Questa frattura evoca in qualche modo l’antinomia ideologica del dualismo cartesiano, ponendo il rapporto tra autismo e paradigmi comportamentali in una condizione di forte similitudine rispetto alla contrapposizione esistente tra le prerogative dimensionali individuate nel simbolismo teorico della “res cogitans” e della “res extensa”. Parallelamente è possibile osservare in questa dicotomia teorica un’ulteriore e più specifica scissione nei processi percettivi di massa, che divide l’autismo in due segmenti distinti, uno formale vincolato ai limiti tradizionali delle apparenze, della non conoscenza e dei naturali, seppur anticulturali meccanismi di persuasione collettiva; l’altro sostanziale, che affidandosi alla Consapevolezza, alla conoscenza ed all’intelligenza emotiva, è in grado di restituire una visione concreta ed autentica della realtà. Quest’ultima prospettiva riesce a dissolvere perfettamente l’idea precostituita di ermetismo dimensionale che da anni soffoca l’autismo, svelando dietro una presunta incapacità espressiva, una libertà di essere totale nella quale gli argini del pensiero non riescono in alcun modo ad edificare confini. Una condizione, dunque, perfettamente equiparabile alla res cogitans cartesiana, libera, inestesa e consapevole.
Angel Riviere, professore di Psicologia evolutiva presso l’Università Autonoma di Madrid, cercando di interpretare le necessità degli individui con autismo scrisse una serie di considerazioni in prima persona; un passaggio fondamentale di questa lettera, che amo riproporre con una certa frequenza, recita: “Io non abito in una ‘fortezza vuota’ ma in una pianura così sconfinata da sembrare inaccessibile”. In questo scenario simbolico emerge chiaramente il senso dell’inestensione, cioè della non misurabilità libera e consapevole che Cartesio attribuisce alla res cogitans. La visione di un individuo con autismo è priva di qualsiasi inquinamento ideologico, è una visione chiara, sia in termini percettivi che emozionali; pertanto è libera e genuina anche l’intensità della risposta comportamentale al confronto tra la propria individualità ed il mondo circostante.
Per converso la società di massa rappresenta nella similitudine cartesiana la res extensa. Una realtà limitata, misurabile ed inconsapevole, che affida le proprie certezze ad immaginifiche verità costruite su comuni convinzioni e schematismi mentali. Una dimensione dove il pensiero e la visione individuale delle cose faticano ad emergere.
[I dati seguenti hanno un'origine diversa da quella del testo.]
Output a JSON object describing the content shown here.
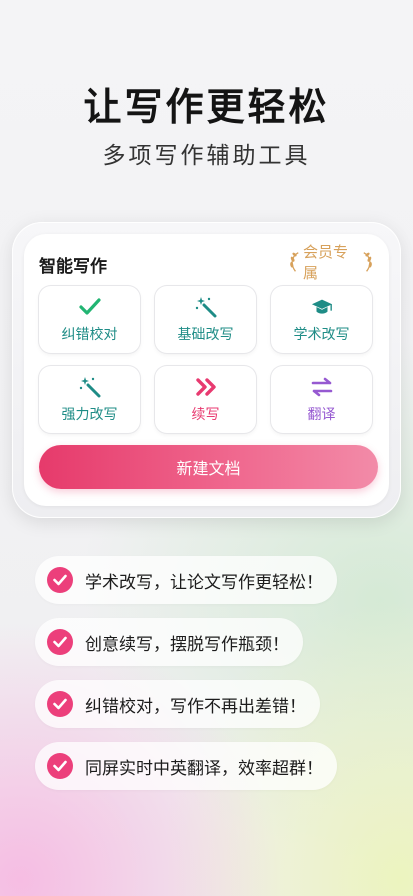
{
  "hero": {
    "title": "让写作更轻松",
    "subtitle": "多项写作辅助工具"
  },
  "card": {
    "title": "智能写作",
    "vip_badge": "会员专属",
    "tools": [
      {
        "label": "纠错校对",
        "icon": "check-icon",
        "color": "#1e8c86"
      },
      {
        "label": "基础改写",
        "icon": "magic-wand-icon",
        "color": "#1e8c86"
      },
      {
        "label": "学术改写",
        "icon": "graduation-cap-icon",
        "color": "#1e8c86"
      },
      {
        "label": "强力改写",
        "icon": "magic-wand-icon",
        "color": "#1e8c86"
      },
      {
        "label": "续写",
        "icon": "double-chevron-right-icon",
        "color": "#e83a70"
      },
      {
        "label": "翻译",
        "icon": "swap-arrows-icon",
        "color": "#9659d1"
      }
    ],
    "new_doc_button": "新建文档"
  },
  "features": [
    "学术改写，让论文写作更轻松！",
    "创意续写，摆脱写作瓶颈！",
    "纠错校对，写作不再出差错！",
    "同屏实时中英翻译，效率超群！"
  ],
  "colors": {
    "accent_pink": "#ec3f7b",
    "teal": "#1e8c86",
    "purple": "#9659d1",
    "gold": "#d7a15b"
  }
}
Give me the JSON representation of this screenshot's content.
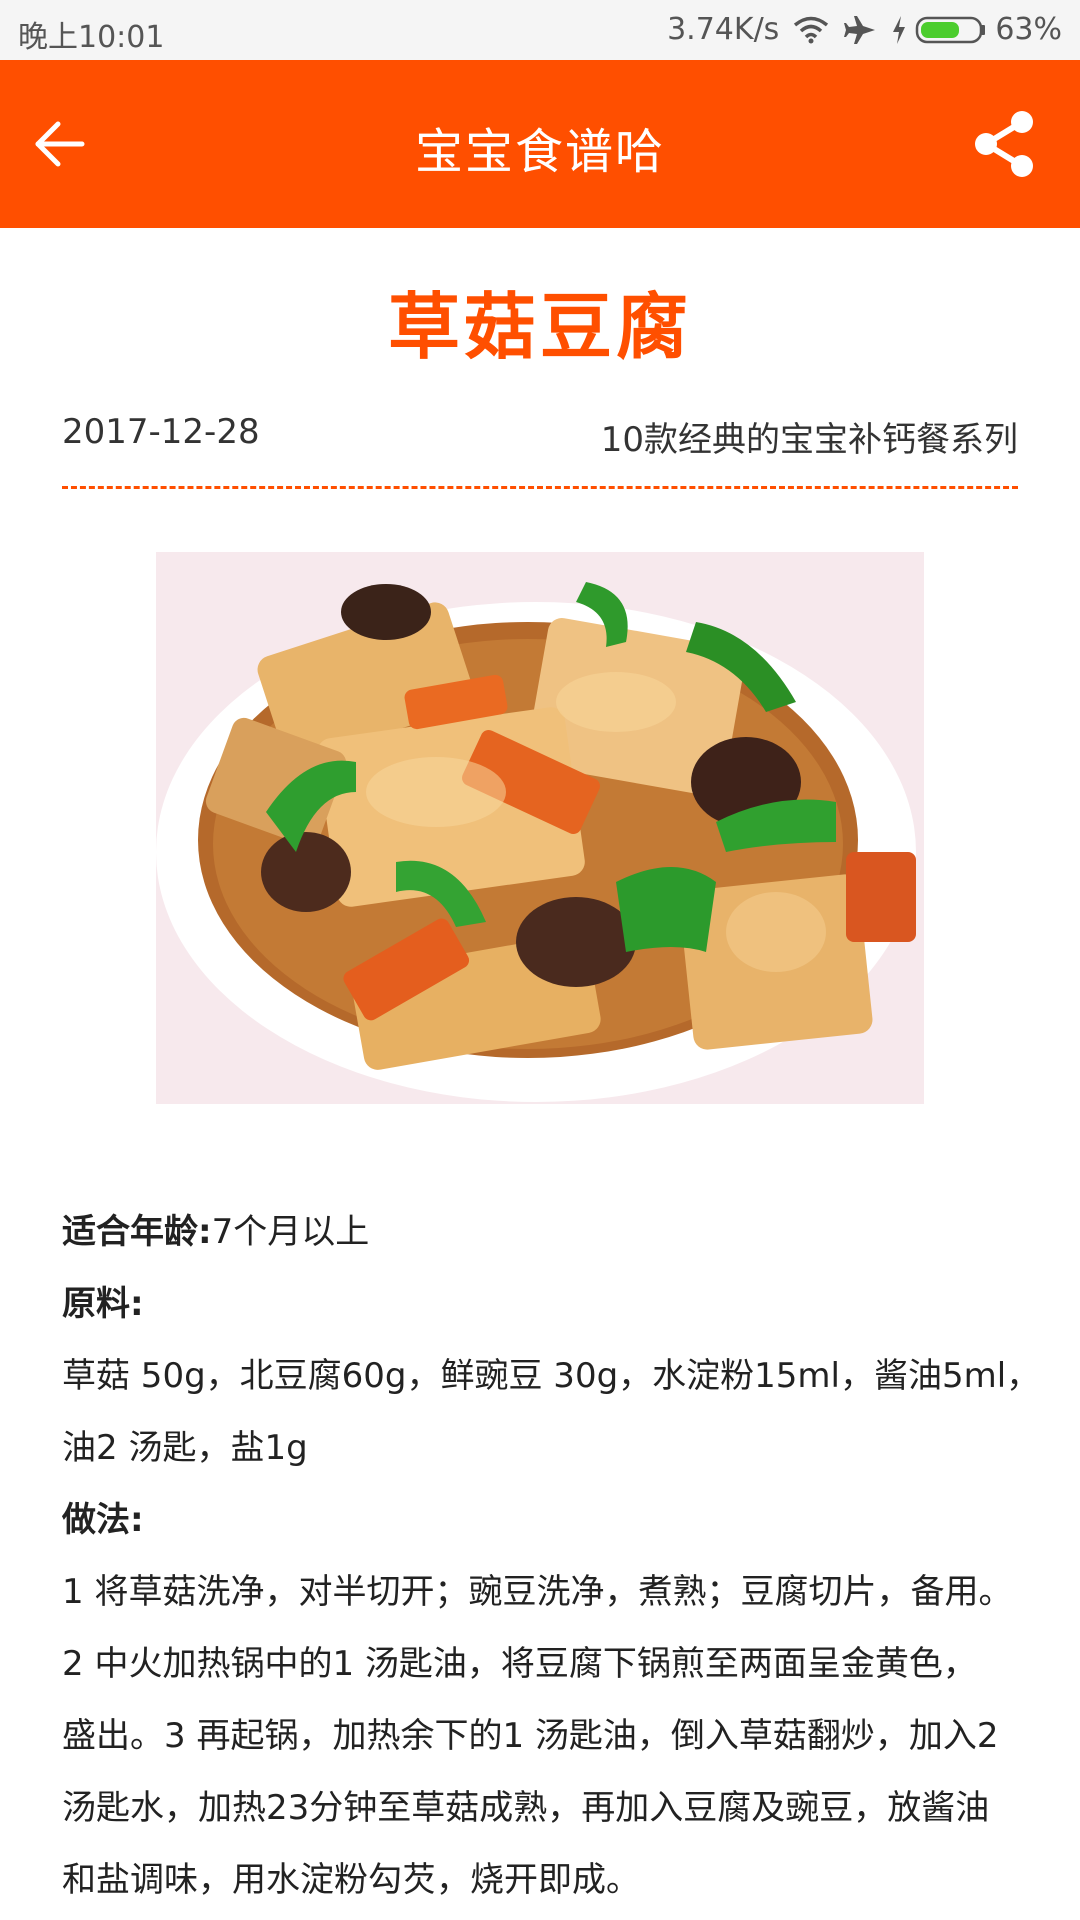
{
  "status_bar": {
    "time": "晚上10:01",
    "speed": "3.74K/s",
    "battery": "63%",
    "icons": [
      "wifi-icon",
      "airplane-icon",
      "charging-icon",
      "battery-icon"
    ]
  },
  "app_bar": {
    "title": "宝宝食谱哈",
    "back_icon": "arrow-left-icon",
    "share_icon": "share-icon",
    "color": "#ff4f00"
  },
  "recipe": {
    "title": "草菇豆腐",
    "date": "2017-12-28",
    "series": "10款经典的宝宝补钙餐系列",
    "age_label": "适合年龄:",
    "age_value": "7个月以上",
    "ingredients_label": "原料:",
    "ingredients_lines": [
      "草菇 50g，北豆腐60g，鲜豌豆 30g，水淀粉15ml，酱油5ml，",
      "油2 汤匙，盐1g"
    ],
    "method_label": "做法:",
    "method_lines": [
      "1 将草菇洗净，对半切开；豌豆洗净，煮熟；豆腐切片，备用。",
      "2 中火加热锅中的1 汤匙油，将豆腐下锅煎至两面呈金黄色，",
      "盛出。3 再起锅，加热余下的1 汤匙油，倒入草菇翻炒，加入2",
      "汤匙水，加热23分钟至草菇成熟，再加入豆腐及豌豆，放酱油",
      "和盐调味，用水淀粉勾芡，烧开即成。"
    ]
  }
}
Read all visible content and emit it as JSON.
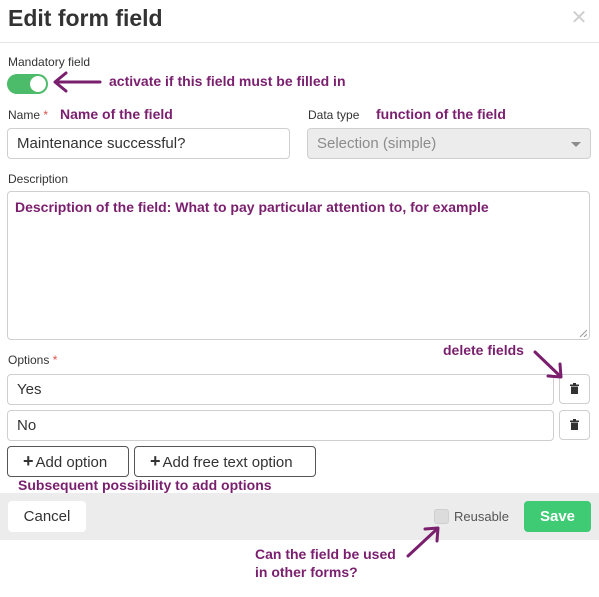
{
  "dialog": {
    "title": "Edit form field",
    "close_icon": "close-icon",
    "mandatory": {
      "label": "Mandatory field",
      "enabled": true
    },
    "name": {
      "label": "Name",
      "required_mark": "*",
      "value": "Maintenance successful?"
    },
    "data_type": {
      "label": "Data type",
      "value": "Selection (simple)",
      "disabled": true
    },
    "description": {
      "label": "Description",
      "value": ""
    },
    "options": {
      "label": "Options",
      "required_mark": "*",
      "items": [
        {
          "value": "Yes"
        },
        {
          "value": "No"
        }
      ],
      "add_option_label": "Add option",
      "add_free_text_label": "Add free text option"
    },
    "footer": {
      "cancel_label": "Cancel",
      "reusable_label": "Reusable",
      "reusable_checked": false,
      "save_label": "Save"
    }
  },
  "annotations": {
    "mandatory": "activate if this field must be filled in",
    "name": "Name of the field",
    "data_type": "function of the field",
    "description": "Description of the field: What to pay particular attention to, for example",
    "delete": "delete fields",
    "add_options": "Subsequent possibility to add options",
    "reusable_line1": "Can the field be used",
    "reusable_line2": "in other forms?"
  },
  "colors": {
    "annotation": "#7a1f6e",
    "toggle_on": "#4cbb6a",
    "save": "#3ecb74",
    "required": "#d9534f"
  }
}
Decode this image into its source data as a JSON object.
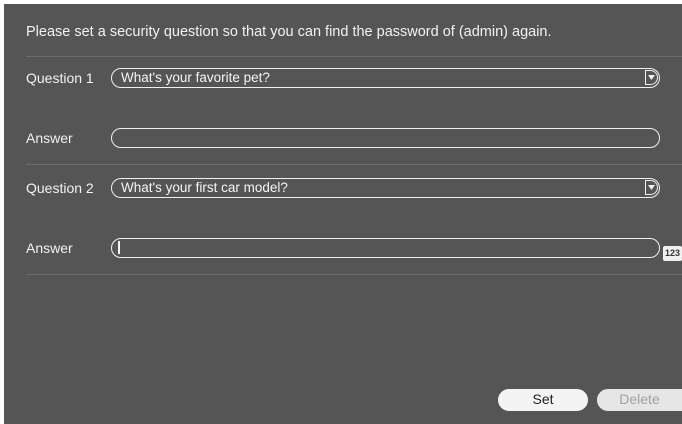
{
  "intro": "Please set a security question so that you can find the password of (admin) again.",
  "question1": {
    "label": "Question 1",
    "selected": "What's your favorite pet?",
    "answer_label": "Answer",
    "answer_value": ""
  },
  "question2": {
    "label": "Question 2",
    "selected": "What's your first car model?",
    "answer_label": "Answer",
    "answer_value": ""
  },
  "keyboard_badge": "123",
  "icons": {
    "dropdown": "chevron-down-icon"
  },
  "buttons": {
    "set": "Set",
    "delete": "Delete"
  },
  "colors": {
    "panel_bg": "#555555",
    "text": "#f2f2f2",
    "disabled_text": "#a2a2a2"
  }
}
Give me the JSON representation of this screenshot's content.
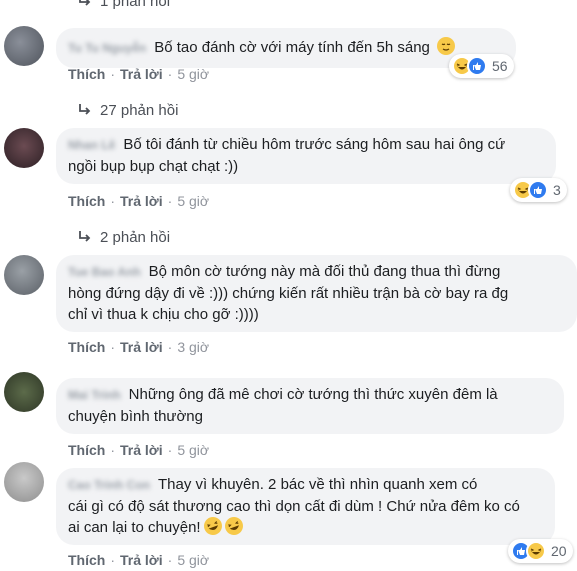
{
  "top_partial_toggle": {
    "label": "1 phản hồi"
  },
  "comments": [
    {
      "author": "Tu Tu Nguyễn",
      "text": "Bố tao đánh cờ với máy tính đến 5h sáng",
      "trailing_emoji": "relieved-face",
      "actions": {
        "like": "Thích",
        "reply": "Trả lời",
        "time": "5 giờ"
      },
      "reactions": {
        "icons": [
          "haha",
          "like"
        ],
        "count": "56"
      },
      "replies_toggle": "27 phản hồi"
    },
    {
      "author": "Nhan Lê",
      "text_lines": [
        "Bố tôi đánh từ chiều hôm trước sáng hôm sau hai ông cứ",
        "ngồi bụp bụp chạt chạt :))"
      ],
      "actions": {
        "like": "Thích",
        "reply": "Trả lời",
        "time": "5 giờ"
      },
      "reactions": {
        "icons": [
          "haha",
          "like"
        ],
        "count": "3"
      },
      "replies_toggle": "2 phản hồi"
    },
    {
      "author": "Tue Bao Anh",
      "text_lines": [
        "Bộ môn cờ tướng này mà đối thủ đang thua thì đừng",
        "hòng đứng dậy đi về :))) chứng kiến rất nhiều trận bà cờ bay ra đg",
        "chỉ vì thua k chịu cho gỡ :))))"
      ],
      "actions": {
        "like": "Thích",
        "reply": "Trả lời",
        "time": "3 giờ"
      }
    },
    {
      "author": "Mai Trinh",
      "text_lines": [
        "Những ông đã mê chơi cờ tướng thì thức xuyên đêm là",
        "chuyện bình thường"
      ],
      "actions": {
        "like": "Thích",
        "reply": "Trả lời",
        "time": "5 giờ"
      }
    },
    {
      "author": "Cao Trinh Con",
      "text_lines": [
        "Thay vì khuyên. 2 bác về thì nhìn quanh xem có",
        "cái gì có độ sát thương cao thì dọn cất đi dùm ! Chứ nửa đêm ko có",
        "ai can lại to chuyện!"
      ],
      "trailing_emojis": [
        "rofl",
        "rofl"
      ],
      "actions": {
        "like": "Thích",
        "reply": "Trả lời",
        "time": "5 giờ"
      },
      "reactions": {
        "icons": [
          "like",
          "haha"
        ],
        "count": "20"
      }
    }
  ],
  "colors": {
    "bubble": "#f2f3f5",
    "action_text": "#606770",
    "like_blue": "#2f7bef",
    "haha_yellow": "#f7c949"
  }
}
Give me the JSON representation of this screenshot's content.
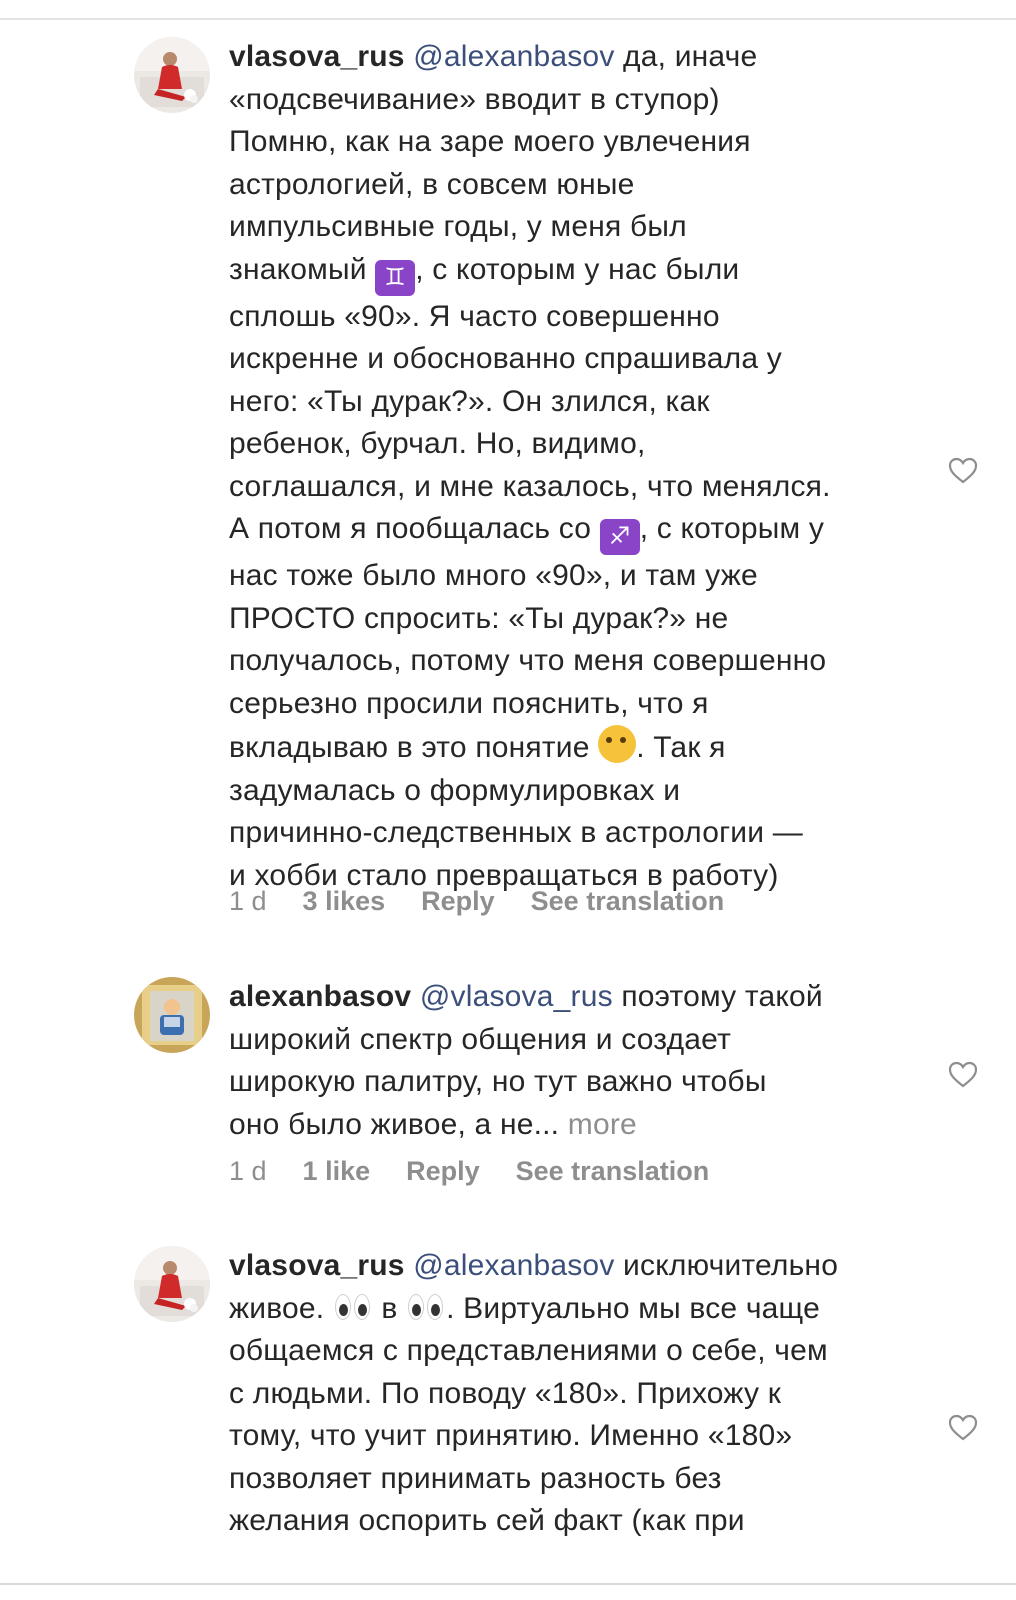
{
  "comments": [
    {
      "username": "vlasova_rus",
      "mention": "@alexanbasov",
      "text_1": " да, иначе\n«подсвечивание» вводит в ступор)\nПомню, как на заре моего увлечения\nастрологией, в совсем юные\nимпульсивные годы, у меня был\nзнакомый ",
      "text_2": ", с которым у нас были\nсплошь «90». Я часто совершенно\nискренне и обоснованно спрашивала у\nнего: «Ты дурак?». Он злился, как\nребенок, бурчал. Но, видимо,\nсоглашался, и мне казалось, что менялся.\nА потом я пообщалась со ",
      "text_3": ", с которым у\nнас тоже было много «90», и там уже\nПРОСТО спросить: «Ты дурак?» не\nполучалось, потому что меня совершенно\nсерьезно просили пояснить, что я\nвкладываю в это понятие ",
      "text_4": ". Так я\nзадумалась о формулировках и\nпричинно-следственных в астрологии —\nи хобби стало превращаться в работу)",
      "emoji_1": "♊",
      "emoji_2": "♐",
      "time": "1 d",
      "likes": "3 likes",
      "reply": "Reply",
      "translate": "See translation"
    },
    {
      "username": "alexanbasov",
      "mention": "@vlasova_rus",
      "text_1": " поэтому такой\nширокий спектр общения и создает\nширокую палитру, но тут важно чтобы\nоно было живое, а не... ",
      "more": "more",
      "time": "1 d",
      "likes": "1 like",
      "reply": "Reply",
      "translate": "See translation"
    },
    {
      "username": "vlasova_rus",
      "mention": "@alexanbasov",
      "text_1": " исключительно\nживое. ",
      "text_2": " в ",
      "text_3": ". Виртуально мы все чаще\nобщаемся с представлениями о себе, чем\nс людьми. По поводу «180». Прихожу к\nтому, что учит принятию. Именно «180»\nпозволяет принимать разность без\nжелания оспорить сей факт (как при"
    }
  ],
  "icons": {
    "like": "heart-outline-icon",
    "eyes": "eyes-emoji",
    "thinking": "thinking-face-emoji"
  },
  "colors": {
    "text": "#262626",
    "mention": "#3b4f7a",
    "meta": "#8e8e8e",
    "zodiac_emoji_bg": "#8a44c7"
  }
}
E’ chiaro che nella filosofia cartesiana questi due elementi appaiono ontologicamente inconciliabili e fondamentalmente non interagibili, pur possedendo un comune denominatore che Cartesio individua nella sfera divina. Nel rapporto autismo/società questo elemento di contatto può essere rappresentato dalla dimensione culturale, attraverso un procedimento opposto rispetto a quello attualmente operante.  La conoscenza consapevole deve partire dall’individuo e successivamente raggiungere la dimensione collettiva; dunque il punto di partenza non deve essere più rappresentato dal pensiero collettivo che investe in maniera uguale ed omogenea le singole visioni, sostituendosi ad esse.
Ciò aiuta a comprendere il motivo per cui le caratteristiche di “asocialità” dell’autismo vengono erroneamente individuate nella natura stessa della neurodiversità e non nella risposta al rapporto di inconciliabilità tra la libertà di essere ed i limiti del pensiero collettivo. La “pianura” di cui parla Riviere risulta inaccessibile non per propria formazione, ma per l’incapacità sociale di individuarne le aperture.
Ecco perché è fondamentale distillare nelle nuove generazioni una corretta cultura che abbia la duplice funzione di consentire il pieno sviluppo della propria individualità e maturare un consapevole e profondo senso di alterità. La cultura è l’unico mezzo in grado di abbattere i limiti misurabili della "società res extrensa” e di condurre verso una dimensione illimitata di libertà e di consapevolezza del pensiero, nella quale la diversità non è più altro da noi, ma altro in noi ed altro accanto a noi.